The Weeknd ya está en marcha en Europa. El artista canadiense ha inaugurado la nueva etapa de After Hours Til Dawn con un concierto con todas las entradas vendidas en el Etihad Stadium de Mánchester, primera parada de un recorrido que vuelve a medir el alcance de una de las giras más potentes del pop global y que en España tiene dos citas clave: Madrid, los días 28, 29 y 30 de agosto, y Barcelona, el 1 de septiembre.

El arranque británico confirma una tendencia que acompaña a Abel Tesfaye desde hace años: su capacidad para convertir el directo en un gran evento de estadio. Según la información oficial de la gira, solo en 2026 ha vendido más de 3 millones de entradas y ha superado los 440 millones de dólares de recaudación, cifras que consolidan el momento de forma de una maquinaria musical que va más allá del lanzamiento de discos.
Una gira que sigue creciendo
La actual vuelta europea de After Hours Til Dawn llega después del paso del tour por la región en 2023, cuando también firmó llenos en varias ciudades. Esta vez, el itinerario suma varias noches en los principales mercados y refuerza la lógica del directo contemporáneo: menos conciertos, pero más grandes, más caros de producir y diseñados para convertir cada fecha en una experiencia visual total.
En Mánchester, el repertorio combina material reciente de Hurry Up Tomorrow con canciones que ya forman parte del ADN popular del artista, como Starboy, Can’t Feel My Face o Blinding Lights. Esa mezcla entre novedad y catálogo explica buena parte de su tirón: pocos nombres del pop actual manejan con la misma soltura el equilibrio entre presente comercial, identidad estética y nostalgia inmediata de la última década.

El espectáculo como lenguaje propio
La gira no se apoya solo en los números. El montaje presenta una nueva escultura de gran formato firmada por Hajime Sorayama, junto a ruinas doradas, anillos suspendidos, láseres y efectos de fuego que refuerzan la iconografía futurista y casi ceremonial que acompaña a The Weeknd desde hace varios álbumes. En una era dominada por clips virales y consumo fragmentado, el artista insiste en la idea del concierto como universo visual reconocible.
Ese cuidado estético también ayuda a entender por qué su figura mantiene un peso singular dentro del pop mainstream. Con más de 115 millones de oyentes mensuales en Spotify y una trayectoria marcada por hits de escala planetaria, su perfil combina ambición industrial y una imagen pública que sigue jugando con el misterio, algo cada vez menos habitual en una industria obsesionada con la sobreexposición constante.
Madrid y Barcelona, dos paradas clave en España
La escala española vuelve a situar a Madrid y Barcelona dentro del circuito prioritario de las grandes giras internacionales. El tour pasará por el Riyadh Air Metropolitano en tres noches consecutivas y después llegará al Estadi Olímpic Lluís Companys, un calendario que confirma el peso del mercado español en la agenda de los superventas globales y en la competencia entre recintos capaces de absorber producciones de esta envergadura.
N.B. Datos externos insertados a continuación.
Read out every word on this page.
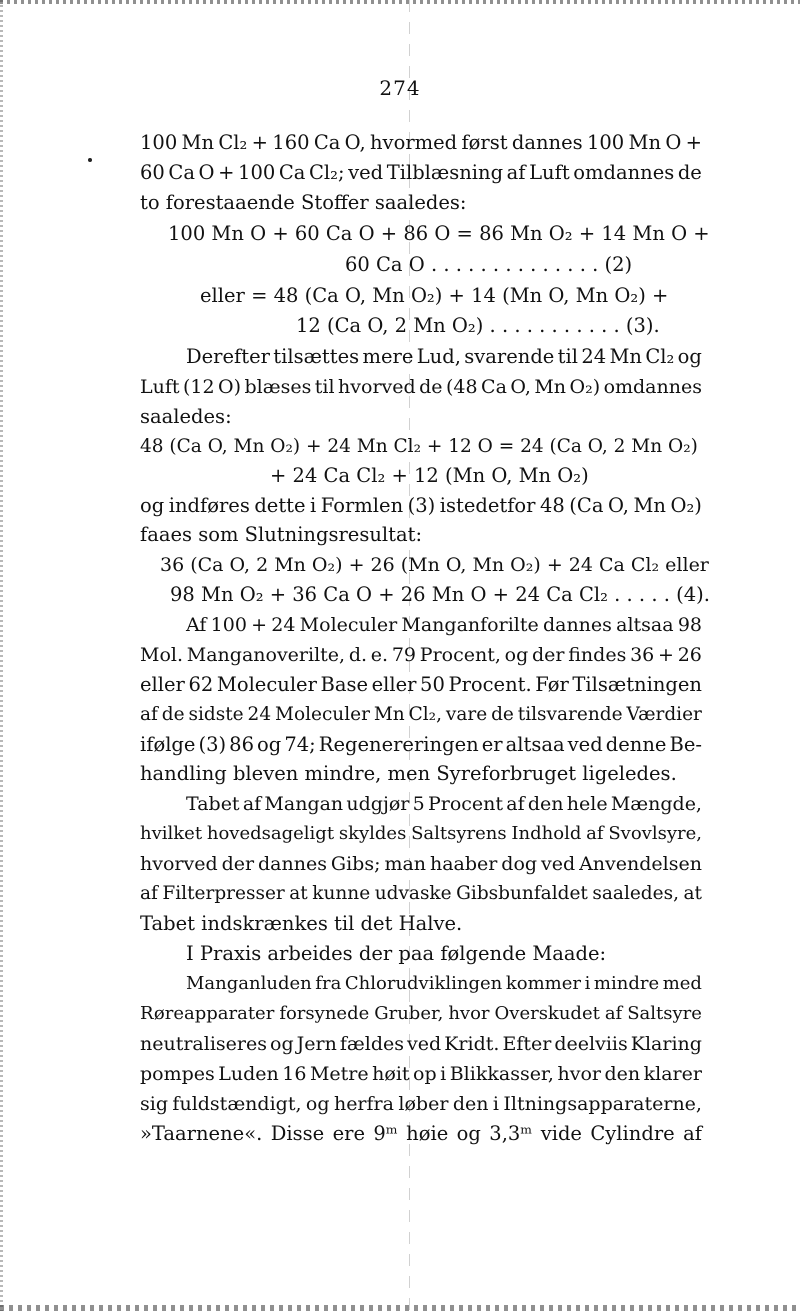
274
100 Mn Cl₂ + 160 Ca O, hvormed først dannes 100 Mn O +
60 Ca O + 100 Ca Cl₂; ved Tilblæsning af Luft omdannes de
to forestaaende Stoffer saaledes:
100 Mn O + 60 Ca O + 86 O = 86 Mn O₂ + 14 Mn O +
60 Ca O . . . . . . . . . . . . . . (2)
eller = 48 (Ca O, Mn O₂) + 14 (Mn O, Mn O₂) +
12 (Ca O, 2 Mn O₂) . . . . . . . . . . . (3).
Derefter tilsættes mere Lud, svarende til 24 Mn Cl₂ og
Luft (12 O) blæses til hvorved de (48 Ca O, Mn O₂) omdannes
saaledes:
48 (Ca O, Mn O₂) + 24 Mn Cl₂ + 12 O = 24 (Ca O, 2 Mn O₂)
+ 24 Ca Cl₂ + 12 (Mn O, Mn O₂)
og indføres dette i Formlen (3) istedetfor 48 (Ca O, Mn O₂)
faaes som Slutningsresultat:
36 (Ca O, 2 Mn O₂) + 26 (Mn O, Mn O₂) + 24 Ca Cl₂ eller
98 Mn O₂ + 36 Ca O + 26 Mn O + 24 Ca Cl₂ . . . . . (4).
Af 100 + 24 Moleculer Manganforilte dannes altsaa 98
Mol. Manganoverilte, d. e. 79 Procent, og der findes 36 + 26
eller 62 Moleculer Base eller 50 Procent. Før Tilsætningen
af de sidste 24 Moleculer Mn Cl₂, vare de tilsvarende Værdier
ifølge (3) 86 og 74; Regenereringen er altsaa ved denne Be-
handling bleven mindre, men Syreforbruget ligeledes.
Tabet af Mangan udgjør 5 Procent af den hele Mængde,
hvilket hovedsageligt skyldes Saltsyrens Indhold af Svovlsyre,
hvorved der dannes Gibs; man haaber dog ved Anvendelsen
af Filterpresser at kunne udvaske Gibsbunfaldet saaledes, at
Tabet indskrænkes til det Halve.
I Praxis arbeides der paa følgende Maade:
Manganluden fra Chlorudviklingen kommer i mindre med
Røreapparater forsynede Gruber, hvor Overskudet af Saltsyre
neutraliseres og Jern fældes ved Kridt. Efter deelviis Klaring
pompes Luden 16 Metre høit op i Blikkasser, hvor den klarer
sig fuldstændigt, og herfra løber den i Iltningsapparaterne,
»Taarnene«. Disse ere 9ᵐ høie og 3,3ᵐ vide Cylindre af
Las fechas pueden consultarse en la página oficial de The Weeknd, donde también se detalla una ruta que pasa por Copenhague, París, Ámsterdam, Milán o Londres. Entre los hitos del tramo europeo sobresalen las cuatro noches en el Stade de France y las cinco consecutivas en Wembley Stadium, dos plazas que hoy funcionan como termómetro real del alcance internacional de cualquier estrella.
Más allá del pop, impacto global
El tour también mantiene una vertiente solidaria. La gira colabora con Global Citizen y con el Programa Mundial de Alimentos de la ONU, una alianza vinculada a iniciativas de educación y ayuda humanitaria. En el tramo europeo se destina 1 euro por entrada a estas organizaciones, un movimiento que encaja con la dimensión filantrópica que el cantante ha reforzado en los últimos años.
Después de Europa, la gira mira a Asia, donde la demanda ya ha obligado a ampliar el calendario previsto. El mensaje de fondo es claro: mientras el pop global vive pendiente de la velocidad de las plataformas y de la rotación de tendencias, The Weeknd sigue sosteniendo algo menos frecuente y más difícil de replicar: un repertorio de masas, una marca visual propia y la capacidad de llenar estadios en serie.